Monday, September 6, 2010

BPA in plastics - No certainty about its safety

The New York Times has an interesting article on the science and the politics surrounding bisphenol-A, a chemical found in many plastics and linings in food packaging. It is a known endochrine disruptor and some studies have linked it to a several health problems not the least of which are cancer and disruption of male development in mammals. Being that one of our major thrusts has been to convince Penn State to eliminate the sale of plastic water bottles, it might serve to get a good read on this.

Here is a speck from the middle that I think nicely highlights how groups are arrayed in this fight:
Perhaps not surprisingly, the issue of whether BPA is safe has become highly partisan.

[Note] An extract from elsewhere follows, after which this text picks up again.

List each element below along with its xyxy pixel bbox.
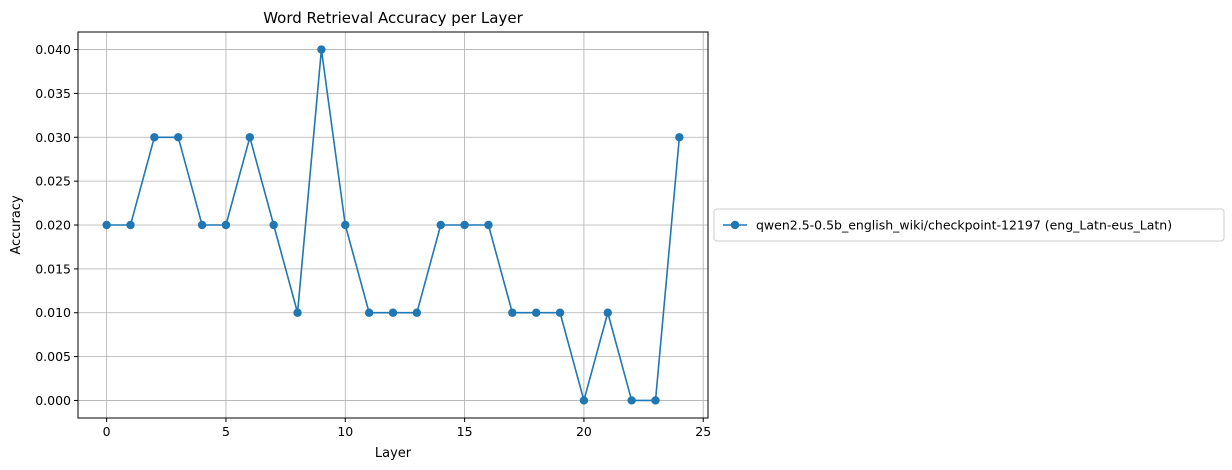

Environmental groups and many Democrats want BPA banned, blaming it for an array of ills that includes cancer, obesity, infertility and behavior problems. Environmentalists think the United States should adopt the “precautionary principle,” a better-safe-than-sorry approach favored in the European Union. The principle says, in essence, that if there are plausible health concerns about a chemical, even if they are not proved, people should not be exposed to it until studies show it is safe. The United States takes the opposite approach: chemicals are not banned unless there is proof of harm.

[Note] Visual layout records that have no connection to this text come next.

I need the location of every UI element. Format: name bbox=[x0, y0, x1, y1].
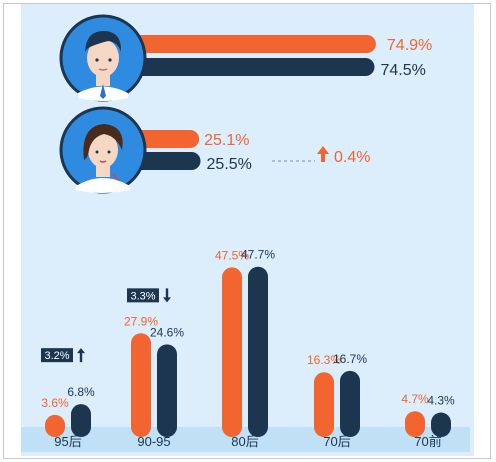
bar-90-95-series-1 bbox=[131, 333, 151, 437]
age-bar-chart: 3.6%6.8% 95后 27.9%24.6% 90-95 47.5%47.7% 80后 1… bbox=[41, 248, 455, 449]
male-row: 74.9% 74.5% bbox=[59, 14, 432, 102]
data-label-95后-series-2: 6.8% bbox=[67, 385, 95, 399]
bar-80后-series-1 bbox=[222, 267, 242, 437]
bar-70后-series-2 bbox=[340, 370, 360, 437]
bar-80后-series-2 bbox=[248, 266, 268, 437]
male-bar-2019 bbox=[110, 35, 376, 53]
change-badge-label-90-95: 3.3% bbox=[130, 290, 155, 302]
change-badge-90-95 bbox=[127, 288, 159, 303]
data-label-70前-series-2: 4.3% bbox=[427, 394, 455, 408]
data-label-70前-series-1: 4.7% bbox=[401, 392, 429, 406]
bar-70前-series-2 bbox=[431, 412, 451, 437]
bar-70后-series-1 bbox=[314, 372, 334, 437]
bar-95后-series-2 bbox=[71, 404, 91, 437]
change-badge-label-95后: 3.2% bbox=[44, 350, 69, 362]
x-tick-90-95: 90-95 bbox=[137, 434, 170, 449]
x-axis-band bbox=[21, 427, 470, 452]
male-bar-2020 bbox=[110, 58, 375, 76]
x-tick-80后: 80后 bbox=[231, 434, 258, 449]
bar-90-95-series-2 bbox=[157, 344, 177, 437]
male-value-2019: 74.9% bbox=[387, 37, 432, 54]
gender-change-value: 0.4% bbox=[334, 149, 370, 166]
data-label-90-95-series-1: 27.9% bbox=[124, 314, 158, 328]
data-label-80后-series-2: 47.7% bbox=[241, 248, 275, 262]
bar-95后-series-1 bbox=[45, 414, 65, 437]
x-tick-95后: 95后 bbox=[54, 434, 81, 449]
bar-70前-series-1 bbox=[405, 411, 425, 437]
female-value-2020: 25.5% bbox=[207, 156, 252, 173]
data-label-95后-series-1: 3.6% bbox=[41, 396, 69, 410]
data-label-70后-series-1: 16.3% bbox=[307, 353, 341, 367]
female-avatar-icon bbox=[59, 106, 147, 194]
data-label-70后-series-2: 16.7% bbox=[333, 352, 367, 366]
male-value-2020: 74.5% bbox=[380, 62, 425, 79]
change-badge-95后 bbox=[41, 348, 73, 363]
x-tick-70前: 70前 bbox=[414, 434, 441, 449]
x-tick-70后: 70后 bbox=[323, 434, 350, 449]
female-row: 25.1% 25.5% 0.4% bbox=[59, 106, 370, 194]
arrow-up-icon bbox=[77, 348, 85, 363]
arrow-down-icon bbox=[163, 288, 171, 303]
male-avatar-icon bbox=[59, 14, 147, 102]
data-label-80后-series-1: 47.5% bbox=[215, 248, 249, 262]
arrow-up-icon bbox=[317, 146, 329, 162]
data-label-90-95-series-2: 24.6% bbox=[150, 325, 184, 339]
female-value-2019: 25.1% bbox=[204, 132, 249, 149]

Many Republicans, anti-regulation activists and the food-packaging and chemical industries insist that BPA is harmless and all but indispensable to keeping canned food safe by sealing the cans and preventing corrosion, and to producing many other products at reasonable prices. They argue that the chemical has been demonized, and that adopting the precautionary principle would lead to needless and ruinously expensive bans on safe and useful products. Both sides are closely watching the issue unfold, because BPA is widely seen as a test case in an era of mounting worry about household chemicals, pollution and the possible links between illness and environmental exposures, especially in fetuses and young children.

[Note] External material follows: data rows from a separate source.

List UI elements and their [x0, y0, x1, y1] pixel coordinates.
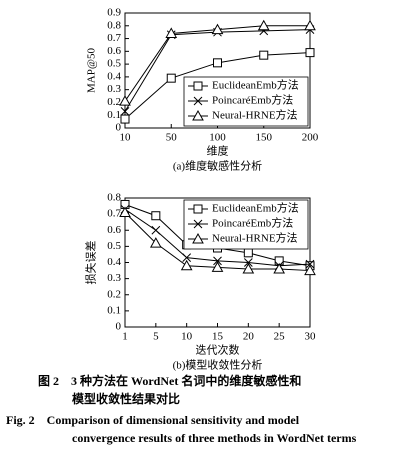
x-tick-label: 10 — [181, 331, 193, 343]
y-tick-label: 0.4 — [107, 70, 121, 82]
y-axis-label: 损失误差 — [84, 241, 98, 285]
marker — [182, 253, 192, 263]
marker — [257, 19, 270, 31]
x-tick-label: 200 — [302, 132, 319, 144]
legend-marker — [192, 109, 204, 121]
caption-line: Fig. 2 Comparison of dimensional sensiti… — [6, 413, 300, 427]
x-tick-label: 150 — [256, 132, 273, 144]
legend-marker — [192, 232, 204, 244]
legend-marker — [193, 204, 203, 214]
y-tick-label: 0 — [116, 321, 122, 333]
marker — [165, 27, 178, 38]
y-tick-label: 0 — [116, 122, 122, 134]
x-tick-label: 10 — [120, 132, 132, 144]
x-axis-label: 迭代次数 — [196, 343, 240, 357]
marker — [120, 107, 130, 116]
marker — [149, 237, 162, 248]
y-tick-label: 0.6 — [107, 224, 121, 236]
marker — [304, 19, 316, 31]
marker — [259, 50, 269, 60]
y-tick-label: 0.3 — [107, 272, 121, 284]
y-axis-label: MAP@50 — [86, 48, 98, 93]
marker — [273, 262, 286, 274]
legend-marker — [193, 81, 203, 91]
marker — [243, 248, 253, 258]
legend-label: Neural-HRNE方法 — [212, 231, 298, 245]
y-tick-label: 0.8 — [107, 192, 121, 204]
legend-label: PoincaréEmb方法 — [212, 216, 293, 230]
marker — [243, 258, 253, 267]
x-axis-label: 维度 — [207, 144, 229, 158]
x-tick-label: 5 — [153, 331, 159, 343]
y-tick-label: 0.5 — [107, 240, 121, 252]
marker — [213, 58, 222, 68]
x-tick-label: 30 — [305, 331, 317, 343]
subtitle: (a)维度敏感性分析 — [173, 159, 262, 173]
marker — [166, 73, 176, 83]
legend-label: EuclideanEmb方法 — [212, 201, 299, 215]
x-tick-label: 100 — [209, 132, 226, 144]
legend-label: Neural-HRNE方法 — [212, 108, 298, 122]
caption-line: 模型收敛性结果对比 — [72, 391, 180, 406]
x-tick-label: 15 — [212, 331, 224, 343]
caption-line: convergence results of three methods in … — [72, 431, 357, 445]
legend-label: EuclideanEmb方法 — [212, 78, 299, 92]
y-tick-label: 0.4 — [107, 256, 121, 268]
y-tick-label: 0.5 — [107, 58, 121, 70]
marker — [305, 48, 315, 58]
legend-marker — [193, 219, 203, 229]
marker — [304, 264, 316, 276]
x-tick-label: 50 — [166, 132, 178, 144]
y-tick-label: 0.2 — [107, 288, 121, 300]
caption-line: 图 2 3 种方法在 WordNet 名词中的维度敏感性和 — [38, 373, 301, 388]
marker — [151, 225, 161, 235]
y-tick-label: 0.1 — [107, 109, 121, 121]
x-tick-label: 25 — [274, 331, 286, 343]
marker — [211, 261, 224, 272]
legend-label: PoincaréEmb方法 — [212, 93, 293, 107]
marker — [151, 211, 161, 221]
marker — [211, 23, 224, 35]
y-tick-label: 0.1 — [107, 304, 121, 316]
marker — [242, 262, 255, 274]
y-tick-label: 0.9 — [107, 7, 121, 19]
marker — [213, 256, 222, 266]
y-tick-label: 0.6 — [107, 45, 121, 57]
marker — [119, 95, 131, 106]
marker — [305, 259, 315, 269]
y-tick-label: 0.7 — [107, 208, 121, 220]
marker — [120, 114, 130, 124]
y-tick-label: 0.7 — [107, 32, 121, 44]
y-tick-label: 0.3 — [107, 83, 121, 95]
x-tick-label: 20 — [243, 331, 255, 343]
marker — [119, 206, 131, 218]
x-tick-label: 1 — [122, 331, 128, 343]
y-tick-label: 0.2 — [107, 96, 121, 108]
y-tick-label: 0.8 — [107, 19, 121, 31]
legend-marker — [193, 96, 203, 106]
marker — [180, 259, 193, 271]
subtitle: (b)模型收敛性分析 — [173, 358, 263, 372]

“This isn’t the only endocrine-disrupting chemical on the block,” said Patricia Hunt, a biologist at Washington State University, in Pullman. “It’s just the one that’s captured the attention, because researchers like me have gotten into the field and gone, ‘Holy cats! We’re all exposed to this.’ There’s been a heavy industry response, and we’ve gathered our forces together a little more strongly to shine a light on it. This is the poster child for this group of chemicals. Academic scientists are saying we need to do something, and we need to do it fast.”